Eight-year-old Billy (last name withheld) fell into a similar trap. The boy, whose liberal-minded parents have given him access to their tablet and Netflix account, claims the film started playing by itself "as if by some magic". Billy, now showing signs of trauma, says he wasn't actually paying much attention to what was happening in the film as he was simultaneously occupied by his personal smartphone, until suddenly the monkey broke into a song. What happened next he can barely recall, but his parents now report that he has been displaying violent reactions to the word "love". Doctors are puzzled, but not entirely surprised. "I saw that film too. It might take years for little Billy to recover, if he recovers at all. He might eventually forget about the film, but the monkey and his song will forever live inside him," says Dr Franz, recently divorced.
Yet another viewer, who also didn't wish to be named but would like to be addressed as pistachio_baby, said the film was the most transcending experience of his life. "As soon as I saw Mr Lynch walk into the frame, boy I was r-e-a-d-y. Between you and me, I wasn't even sure what I was watching halfway through, but I l-o-v-e-d every second of it. Punchlines after punchlines, man. I was d-y-i-n-g. It was surreal, funny, deep, meaningful, and utter senselessness," says _baby. His favourite dialogues include, "Let’s say for argument's sake I was a horse.
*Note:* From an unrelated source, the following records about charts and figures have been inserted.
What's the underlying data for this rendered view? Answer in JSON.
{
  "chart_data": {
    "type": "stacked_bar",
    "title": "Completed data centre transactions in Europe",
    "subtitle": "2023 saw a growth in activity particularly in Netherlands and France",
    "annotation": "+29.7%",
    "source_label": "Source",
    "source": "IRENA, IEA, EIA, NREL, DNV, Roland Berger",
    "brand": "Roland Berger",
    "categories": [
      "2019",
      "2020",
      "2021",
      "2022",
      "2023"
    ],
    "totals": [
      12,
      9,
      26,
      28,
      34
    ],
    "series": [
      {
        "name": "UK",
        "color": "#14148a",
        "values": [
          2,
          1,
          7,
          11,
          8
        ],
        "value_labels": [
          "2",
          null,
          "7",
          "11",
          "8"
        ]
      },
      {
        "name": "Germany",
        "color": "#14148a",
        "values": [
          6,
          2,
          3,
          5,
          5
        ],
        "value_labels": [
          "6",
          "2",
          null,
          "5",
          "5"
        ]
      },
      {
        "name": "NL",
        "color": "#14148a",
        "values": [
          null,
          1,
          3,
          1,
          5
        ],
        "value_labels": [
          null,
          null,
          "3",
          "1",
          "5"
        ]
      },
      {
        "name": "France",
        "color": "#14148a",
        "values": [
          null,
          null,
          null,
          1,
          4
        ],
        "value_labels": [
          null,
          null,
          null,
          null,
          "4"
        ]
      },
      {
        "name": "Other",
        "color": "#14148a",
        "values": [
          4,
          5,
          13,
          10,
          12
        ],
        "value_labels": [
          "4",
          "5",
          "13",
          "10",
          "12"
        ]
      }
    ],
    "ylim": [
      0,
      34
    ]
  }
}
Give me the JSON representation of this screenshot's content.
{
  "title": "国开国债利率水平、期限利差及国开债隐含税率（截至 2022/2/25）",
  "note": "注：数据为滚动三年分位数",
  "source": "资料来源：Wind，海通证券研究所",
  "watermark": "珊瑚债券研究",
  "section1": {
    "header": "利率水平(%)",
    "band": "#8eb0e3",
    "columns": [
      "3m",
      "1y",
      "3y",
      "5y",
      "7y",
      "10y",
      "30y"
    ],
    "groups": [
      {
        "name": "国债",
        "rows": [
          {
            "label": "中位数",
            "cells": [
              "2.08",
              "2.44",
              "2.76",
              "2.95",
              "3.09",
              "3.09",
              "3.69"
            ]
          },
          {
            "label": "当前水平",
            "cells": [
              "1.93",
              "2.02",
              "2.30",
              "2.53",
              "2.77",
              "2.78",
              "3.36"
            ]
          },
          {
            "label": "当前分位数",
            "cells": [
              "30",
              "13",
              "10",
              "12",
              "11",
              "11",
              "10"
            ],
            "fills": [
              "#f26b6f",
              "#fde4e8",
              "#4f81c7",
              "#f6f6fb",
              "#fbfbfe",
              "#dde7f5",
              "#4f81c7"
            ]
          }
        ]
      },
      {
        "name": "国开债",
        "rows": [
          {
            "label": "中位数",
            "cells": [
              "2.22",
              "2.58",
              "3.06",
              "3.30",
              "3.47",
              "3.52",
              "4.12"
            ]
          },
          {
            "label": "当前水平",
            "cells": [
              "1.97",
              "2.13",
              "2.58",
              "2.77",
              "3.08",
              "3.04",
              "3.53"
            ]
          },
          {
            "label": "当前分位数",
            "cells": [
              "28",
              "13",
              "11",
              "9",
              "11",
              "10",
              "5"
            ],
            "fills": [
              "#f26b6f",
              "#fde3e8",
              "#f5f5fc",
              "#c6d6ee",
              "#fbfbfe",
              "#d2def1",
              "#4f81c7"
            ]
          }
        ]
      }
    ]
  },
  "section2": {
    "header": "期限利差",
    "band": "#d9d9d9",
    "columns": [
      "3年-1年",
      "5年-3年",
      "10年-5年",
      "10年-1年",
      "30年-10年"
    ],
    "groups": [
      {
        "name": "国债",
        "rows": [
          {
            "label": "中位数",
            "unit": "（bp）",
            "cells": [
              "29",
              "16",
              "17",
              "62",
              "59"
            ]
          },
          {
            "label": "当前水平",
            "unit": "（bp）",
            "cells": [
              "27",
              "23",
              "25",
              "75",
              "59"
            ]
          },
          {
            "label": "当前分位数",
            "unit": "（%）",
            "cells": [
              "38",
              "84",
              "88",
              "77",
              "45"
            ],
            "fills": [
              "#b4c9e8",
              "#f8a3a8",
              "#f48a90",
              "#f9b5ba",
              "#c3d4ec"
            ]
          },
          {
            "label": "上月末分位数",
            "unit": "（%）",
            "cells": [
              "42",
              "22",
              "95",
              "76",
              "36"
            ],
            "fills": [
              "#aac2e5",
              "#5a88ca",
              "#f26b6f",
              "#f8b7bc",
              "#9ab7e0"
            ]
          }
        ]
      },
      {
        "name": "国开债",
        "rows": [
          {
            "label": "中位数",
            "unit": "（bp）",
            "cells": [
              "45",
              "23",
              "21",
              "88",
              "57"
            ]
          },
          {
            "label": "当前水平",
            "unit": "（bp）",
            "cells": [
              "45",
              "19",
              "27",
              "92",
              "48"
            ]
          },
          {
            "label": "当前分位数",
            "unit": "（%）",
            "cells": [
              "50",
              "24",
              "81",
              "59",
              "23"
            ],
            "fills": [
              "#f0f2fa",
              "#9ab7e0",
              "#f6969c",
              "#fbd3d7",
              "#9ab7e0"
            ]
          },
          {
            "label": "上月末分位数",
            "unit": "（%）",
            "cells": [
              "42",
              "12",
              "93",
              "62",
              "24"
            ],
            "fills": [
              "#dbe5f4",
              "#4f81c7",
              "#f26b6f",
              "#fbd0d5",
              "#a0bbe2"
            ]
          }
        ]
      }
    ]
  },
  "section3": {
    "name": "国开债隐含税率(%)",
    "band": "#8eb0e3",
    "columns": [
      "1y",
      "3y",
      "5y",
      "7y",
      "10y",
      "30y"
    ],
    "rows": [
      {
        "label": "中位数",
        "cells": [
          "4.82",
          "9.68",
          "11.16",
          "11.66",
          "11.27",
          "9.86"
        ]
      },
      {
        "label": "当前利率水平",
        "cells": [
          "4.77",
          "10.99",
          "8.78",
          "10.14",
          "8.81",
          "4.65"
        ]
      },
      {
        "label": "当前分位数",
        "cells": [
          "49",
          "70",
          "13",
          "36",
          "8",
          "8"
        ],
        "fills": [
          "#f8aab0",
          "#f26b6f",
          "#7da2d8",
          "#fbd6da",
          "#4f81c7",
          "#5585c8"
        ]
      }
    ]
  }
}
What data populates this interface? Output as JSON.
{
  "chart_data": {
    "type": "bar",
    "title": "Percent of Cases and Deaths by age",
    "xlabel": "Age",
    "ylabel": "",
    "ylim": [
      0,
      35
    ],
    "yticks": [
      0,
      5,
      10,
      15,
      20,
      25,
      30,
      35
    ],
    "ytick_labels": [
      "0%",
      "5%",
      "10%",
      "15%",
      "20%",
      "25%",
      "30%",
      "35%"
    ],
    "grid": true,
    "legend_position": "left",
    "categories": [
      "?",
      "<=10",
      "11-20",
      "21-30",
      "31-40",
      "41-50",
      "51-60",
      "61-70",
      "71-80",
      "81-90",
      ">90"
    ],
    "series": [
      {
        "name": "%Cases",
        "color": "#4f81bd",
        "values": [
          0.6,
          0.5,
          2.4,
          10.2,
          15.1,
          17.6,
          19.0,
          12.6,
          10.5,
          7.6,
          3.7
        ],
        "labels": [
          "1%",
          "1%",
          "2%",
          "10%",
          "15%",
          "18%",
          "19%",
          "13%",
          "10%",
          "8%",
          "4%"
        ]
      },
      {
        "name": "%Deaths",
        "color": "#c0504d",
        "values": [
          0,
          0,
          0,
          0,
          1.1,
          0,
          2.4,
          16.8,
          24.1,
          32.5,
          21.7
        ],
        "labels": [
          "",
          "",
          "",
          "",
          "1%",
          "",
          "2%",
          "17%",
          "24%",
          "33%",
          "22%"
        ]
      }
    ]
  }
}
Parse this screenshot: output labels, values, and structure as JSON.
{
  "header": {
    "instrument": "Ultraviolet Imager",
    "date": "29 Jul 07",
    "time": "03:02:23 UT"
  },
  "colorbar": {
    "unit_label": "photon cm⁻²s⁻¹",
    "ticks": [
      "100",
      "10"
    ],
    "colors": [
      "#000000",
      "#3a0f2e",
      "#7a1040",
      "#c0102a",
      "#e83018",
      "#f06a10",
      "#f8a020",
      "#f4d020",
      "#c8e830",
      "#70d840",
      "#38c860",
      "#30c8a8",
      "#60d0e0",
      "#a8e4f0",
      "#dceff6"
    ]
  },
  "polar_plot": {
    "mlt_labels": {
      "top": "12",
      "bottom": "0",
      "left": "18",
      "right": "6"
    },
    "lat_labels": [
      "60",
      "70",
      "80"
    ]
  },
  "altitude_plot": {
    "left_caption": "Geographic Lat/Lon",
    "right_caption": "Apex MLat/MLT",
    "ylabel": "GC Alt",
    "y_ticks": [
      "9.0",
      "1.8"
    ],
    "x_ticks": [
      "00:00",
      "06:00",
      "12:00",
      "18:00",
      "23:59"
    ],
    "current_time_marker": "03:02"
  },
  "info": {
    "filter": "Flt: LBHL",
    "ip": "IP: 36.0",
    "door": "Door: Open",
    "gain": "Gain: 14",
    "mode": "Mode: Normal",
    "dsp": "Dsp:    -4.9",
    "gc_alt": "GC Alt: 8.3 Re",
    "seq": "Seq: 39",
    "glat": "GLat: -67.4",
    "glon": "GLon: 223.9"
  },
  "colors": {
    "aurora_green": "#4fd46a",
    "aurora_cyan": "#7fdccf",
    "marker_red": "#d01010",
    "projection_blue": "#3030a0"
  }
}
Even then it would be hard to imagine how hard my first wife rode my ass," said by the monkey Jack, and “I know why the chicken crossed the road," by Mr Lynch. "I wish someone would inject this film into my veins," he concludes.
For the sake of this transparency, yous truly went ahead and watched the short himself — and was moved to tears. I came away with a trillion questions about life, but also a feeling of great gratitude in my heart. Without a shred of doubt, we endorse and highly recommend this film here at Firstpost. But do Mr Lynch a favour and don't watch it on your f--king phone.